Book review: The Mythical Man Month

A classic book about the development and management of large scale software projects. One of the industries veterans shares his experience and his views gathered mainly during the development process of the IBM OS/360 operating system. Yes, this book is more than 20 years old - which makes it even more interesting (or shall I even say: sad?) to see that many of the observed shortcomings and pitfalls are still the industries greatest problems today. Maybe all management and developers alike should be required to read this book prior to getting a job in the field. Although the book does feature some code examples these are few and far in between, it's main focus lies on the coordination and management aspects of software projects. The somewhat poetical title hints at one of the most stressed points, namely that men are not interchangeable and that twice as many engineers don't cut development times in half. Brooks also offers his opinions on the psychological aspects of systems design, backed up by his experience and occasional statistical evidence. This anniversary edition features a review by the author, where he sums up what points he thinks remain valid in hindsight more than twenty years later.

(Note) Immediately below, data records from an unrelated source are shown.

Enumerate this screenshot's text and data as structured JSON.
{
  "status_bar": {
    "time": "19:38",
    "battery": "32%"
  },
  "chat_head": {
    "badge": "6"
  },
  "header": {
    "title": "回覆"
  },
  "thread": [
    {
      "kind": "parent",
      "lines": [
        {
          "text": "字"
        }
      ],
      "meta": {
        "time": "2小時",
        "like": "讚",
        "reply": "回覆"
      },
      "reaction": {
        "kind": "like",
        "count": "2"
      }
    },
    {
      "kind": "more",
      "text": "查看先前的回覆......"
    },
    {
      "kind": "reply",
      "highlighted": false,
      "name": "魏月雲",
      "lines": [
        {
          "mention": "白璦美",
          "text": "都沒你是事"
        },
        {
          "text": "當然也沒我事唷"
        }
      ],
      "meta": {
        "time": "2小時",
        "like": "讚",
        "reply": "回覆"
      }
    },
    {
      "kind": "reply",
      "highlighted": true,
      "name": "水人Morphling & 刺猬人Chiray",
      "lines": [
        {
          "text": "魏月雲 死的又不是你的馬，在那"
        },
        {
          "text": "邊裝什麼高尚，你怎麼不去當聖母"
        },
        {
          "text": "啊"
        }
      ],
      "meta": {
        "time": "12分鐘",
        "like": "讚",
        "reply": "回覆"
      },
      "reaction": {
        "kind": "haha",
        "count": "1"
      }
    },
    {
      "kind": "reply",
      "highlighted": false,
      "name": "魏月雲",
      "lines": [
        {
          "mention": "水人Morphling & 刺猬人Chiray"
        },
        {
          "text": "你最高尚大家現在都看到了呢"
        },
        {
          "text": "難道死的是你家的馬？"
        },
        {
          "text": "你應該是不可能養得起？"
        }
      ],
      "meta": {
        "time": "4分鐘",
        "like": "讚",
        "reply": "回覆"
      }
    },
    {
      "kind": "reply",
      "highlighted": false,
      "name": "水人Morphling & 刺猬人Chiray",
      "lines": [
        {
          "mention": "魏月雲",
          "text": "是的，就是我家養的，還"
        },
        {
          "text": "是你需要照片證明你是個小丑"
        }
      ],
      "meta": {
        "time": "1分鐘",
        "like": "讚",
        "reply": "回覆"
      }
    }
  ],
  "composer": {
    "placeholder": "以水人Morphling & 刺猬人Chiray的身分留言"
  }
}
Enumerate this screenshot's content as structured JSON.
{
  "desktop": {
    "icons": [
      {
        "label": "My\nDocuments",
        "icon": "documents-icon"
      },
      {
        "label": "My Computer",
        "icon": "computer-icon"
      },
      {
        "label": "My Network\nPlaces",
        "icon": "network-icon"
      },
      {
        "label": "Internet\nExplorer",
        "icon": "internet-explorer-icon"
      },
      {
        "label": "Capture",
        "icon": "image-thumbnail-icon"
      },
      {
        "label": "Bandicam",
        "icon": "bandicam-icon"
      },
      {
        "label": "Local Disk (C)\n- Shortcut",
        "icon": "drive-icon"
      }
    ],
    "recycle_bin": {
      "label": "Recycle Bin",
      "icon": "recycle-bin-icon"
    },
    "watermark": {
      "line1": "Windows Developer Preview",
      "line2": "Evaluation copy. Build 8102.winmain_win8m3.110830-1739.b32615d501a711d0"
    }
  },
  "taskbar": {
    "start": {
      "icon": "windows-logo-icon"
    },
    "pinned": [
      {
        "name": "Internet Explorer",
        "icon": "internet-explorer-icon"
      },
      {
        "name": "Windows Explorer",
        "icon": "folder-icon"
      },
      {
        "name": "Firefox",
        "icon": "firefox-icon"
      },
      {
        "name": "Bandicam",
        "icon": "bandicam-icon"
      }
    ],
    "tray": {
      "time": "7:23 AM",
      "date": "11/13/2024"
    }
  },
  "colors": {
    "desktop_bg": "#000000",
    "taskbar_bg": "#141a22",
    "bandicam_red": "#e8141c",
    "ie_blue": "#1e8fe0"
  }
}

I particularly enjoyed a beautiful chapter titled: 'The joys of the craft' where Brooks tries to explain what fascinates and captures him about programming. If you happen to be stuck on a frustrating stretch of your project - read this chapter and you'll feel better - I did.

1 comment:

  1. I actually reviewed this on 21tiger because, though I'm not an engineering, I think there's alot of brilliance we can borrow from the world of software. They've worked out a ton of stuff on creating something, distributing it amongst teams, and working out the bugs, etc.

    Perhaps more interestingly, the software industry has grown and progressed over time (say, going back 30 years) while almost every other creative endeavour has had to change, kicking and screaming.